Postcard to Gaya: The killer heatwave revives memories of our faithful, much-loved Saifuddin

Source: timesofindia.indiatimes.com

What connects me to a distant Bihari cluster where a heat wave claimed 61 lives last weekend? It’s a four generation debt of gratitude. Saifuddin has surfaced to my consciousness. He’s always been in its mothballed folds though he died nearly 26 years ago. How could he not be, considering that he came into our family just weeks   before I did, and went on to supervise the  passage to adulthood of my own two sons?  A callow village lad, he’d been recruited to serve my grandfather.

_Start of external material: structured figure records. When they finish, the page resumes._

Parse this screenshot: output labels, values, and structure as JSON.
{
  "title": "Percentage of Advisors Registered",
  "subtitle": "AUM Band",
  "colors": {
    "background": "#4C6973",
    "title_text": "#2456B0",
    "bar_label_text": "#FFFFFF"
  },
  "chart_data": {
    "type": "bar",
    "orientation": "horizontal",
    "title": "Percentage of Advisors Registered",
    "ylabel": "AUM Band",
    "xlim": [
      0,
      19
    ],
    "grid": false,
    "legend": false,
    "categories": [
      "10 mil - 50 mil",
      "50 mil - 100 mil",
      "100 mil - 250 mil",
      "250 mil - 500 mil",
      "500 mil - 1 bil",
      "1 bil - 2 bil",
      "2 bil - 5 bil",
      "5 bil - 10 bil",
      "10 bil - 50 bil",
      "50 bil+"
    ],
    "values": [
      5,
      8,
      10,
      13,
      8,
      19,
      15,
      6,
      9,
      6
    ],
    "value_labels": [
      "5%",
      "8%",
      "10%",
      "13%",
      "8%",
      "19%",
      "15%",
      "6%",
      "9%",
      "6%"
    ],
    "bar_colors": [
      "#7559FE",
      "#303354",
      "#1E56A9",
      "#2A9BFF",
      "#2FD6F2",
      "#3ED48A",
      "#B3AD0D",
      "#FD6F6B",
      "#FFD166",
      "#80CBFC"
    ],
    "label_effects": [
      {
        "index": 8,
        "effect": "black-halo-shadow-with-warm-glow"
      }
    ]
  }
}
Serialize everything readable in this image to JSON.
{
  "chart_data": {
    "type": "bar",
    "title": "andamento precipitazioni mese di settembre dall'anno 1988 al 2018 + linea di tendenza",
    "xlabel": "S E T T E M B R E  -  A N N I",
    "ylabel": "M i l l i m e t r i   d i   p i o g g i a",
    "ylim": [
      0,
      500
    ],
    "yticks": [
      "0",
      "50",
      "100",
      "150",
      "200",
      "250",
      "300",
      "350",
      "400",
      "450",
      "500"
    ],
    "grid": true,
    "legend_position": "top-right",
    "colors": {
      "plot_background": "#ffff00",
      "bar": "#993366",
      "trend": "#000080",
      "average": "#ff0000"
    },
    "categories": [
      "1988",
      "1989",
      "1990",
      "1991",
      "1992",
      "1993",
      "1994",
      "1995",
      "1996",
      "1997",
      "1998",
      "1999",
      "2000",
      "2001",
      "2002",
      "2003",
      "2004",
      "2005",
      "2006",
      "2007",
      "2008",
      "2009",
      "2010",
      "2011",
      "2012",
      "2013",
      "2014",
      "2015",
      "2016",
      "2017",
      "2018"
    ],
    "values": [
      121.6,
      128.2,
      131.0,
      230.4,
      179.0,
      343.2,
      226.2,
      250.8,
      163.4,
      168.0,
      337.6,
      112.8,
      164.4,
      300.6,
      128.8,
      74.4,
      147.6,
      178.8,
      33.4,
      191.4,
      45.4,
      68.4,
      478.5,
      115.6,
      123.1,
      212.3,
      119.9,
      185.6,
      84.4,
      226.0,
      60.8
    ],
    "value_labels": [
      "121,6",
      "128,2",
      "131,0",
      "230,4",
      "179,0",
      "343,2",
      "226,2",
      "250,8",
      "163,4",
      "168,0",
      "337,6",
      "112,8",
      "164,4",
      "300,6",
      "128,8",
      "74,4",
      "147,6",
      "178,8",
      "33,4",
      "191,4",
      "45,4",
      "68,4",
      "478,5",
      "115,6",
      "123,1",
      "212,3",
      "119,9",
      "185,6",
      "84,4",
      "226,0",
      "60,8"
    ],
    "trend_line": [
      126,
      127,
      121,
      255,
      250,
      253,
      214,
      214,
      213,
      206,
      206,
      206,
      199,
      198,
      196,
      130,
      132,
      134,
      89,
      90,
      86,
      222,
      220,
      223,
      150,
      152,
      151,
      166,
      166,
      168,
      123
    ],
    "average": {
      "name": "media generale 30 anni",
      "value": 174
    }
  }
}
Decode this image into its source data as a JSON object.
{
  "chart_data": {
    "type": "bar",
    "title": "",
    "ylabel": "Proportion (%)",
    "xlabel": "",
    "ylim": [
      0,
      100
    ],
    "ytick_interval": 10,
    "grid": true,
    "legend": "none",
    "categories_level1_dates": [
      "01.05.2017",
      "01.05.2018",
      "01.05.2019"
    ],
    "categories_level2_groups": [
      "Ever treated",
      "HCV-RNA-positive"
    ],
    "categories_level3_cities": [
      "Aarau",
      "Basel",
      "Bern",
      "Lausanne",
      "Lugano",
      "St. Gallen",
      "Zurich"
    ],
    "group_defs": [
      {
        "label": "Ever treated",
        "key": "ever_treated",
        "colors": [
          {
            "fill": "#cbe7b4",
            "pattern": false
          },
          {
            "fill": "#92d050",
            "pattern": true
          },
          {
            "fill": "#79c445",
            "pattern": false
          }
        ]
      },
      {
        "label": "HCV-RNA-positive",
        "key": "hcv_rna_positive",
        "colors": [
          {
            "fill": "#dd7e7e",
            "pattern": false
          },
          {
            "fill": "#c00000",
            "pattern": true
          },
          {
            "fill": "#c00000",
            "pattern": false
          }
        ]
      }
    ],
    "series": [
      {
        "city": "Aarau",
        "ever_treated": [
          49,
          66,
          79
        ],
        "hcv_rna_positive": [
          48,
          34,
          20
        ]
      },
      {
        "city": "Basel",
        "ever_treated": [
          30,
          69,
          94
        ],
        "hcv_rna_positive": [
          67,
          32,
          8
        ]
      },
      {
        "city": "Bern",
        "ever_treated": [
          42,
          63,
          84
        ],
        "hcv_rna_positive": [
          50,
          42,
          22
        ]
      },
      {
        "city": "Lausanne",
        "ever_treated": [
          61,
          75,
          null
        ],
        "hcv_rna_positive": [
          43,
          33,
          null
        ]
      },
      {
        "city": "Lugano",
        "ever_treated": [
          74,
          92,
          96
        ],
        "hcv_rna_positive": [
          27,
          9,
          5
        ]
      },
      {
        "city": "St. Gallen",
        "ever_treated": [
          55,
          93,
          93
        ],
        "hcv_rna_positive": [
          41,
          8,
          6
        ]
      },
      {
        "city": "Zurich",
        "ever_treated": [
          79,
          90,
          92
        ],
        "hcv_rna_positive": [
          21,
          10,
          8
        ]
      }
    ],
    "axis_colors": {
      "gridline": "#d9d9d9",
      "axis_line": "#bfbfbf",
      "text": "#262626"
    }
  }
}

The dormant memories haemorrhaged my brain because one of those three reeling   districts had been implanted there since i was 12. Every month, Saifu would request, ‘Bachi-baba, pata likh dijiye’. And I’d neatly write the address on his postcard: Village Karanja, Post Jakhim, Dist Gaya, Bihar. But, as far as we were concerned, ours was his only home, and his devotion confirmed this. He had risen to Cook, but he was also our park-taker, school/ college lunch-bringer, earthy idiom-supplier: ‘Jiska bandar wohi nachayega’ he’d scoff at my clumsy onion-chopping. He even became my ‘dowry’.

Alarmed over domestic demands skewing my career, Dad despatched him on the Howrah Mail. My protests against such ‘apron strings’, quickly turned to daily thanksgiving for this talisman against perfidious Mumbai maids. Et al. Bawling No 1 Son would quieten as soon as Saifu took him in his arms. Through the boys’ acne and ecstasy, he filled in for Absentee Parents. He berated No 1’s girlfriends for phoning during his siesta, and No 2 for fussing over his clothes ( ‘Coallage jata, ke party mein?’ ). He was such a stabiliser that all fuses blew during his summer sojourn to  ‘muluk’,  and everyone lit up when he returned, darker,  thinner, but – so we liked to think – equally happy to be back.

We selfishly put off his retirement, but finally surendered to his real family. The sons he barely knew had gone off to jobs, and a male elder was needed to look after the left-behind wives in Village Karanja. We got a postcard of his passing a year later.  It was on No 1 Son’s 20th birthday, and now there was no Saifu to comfort his silent bawling.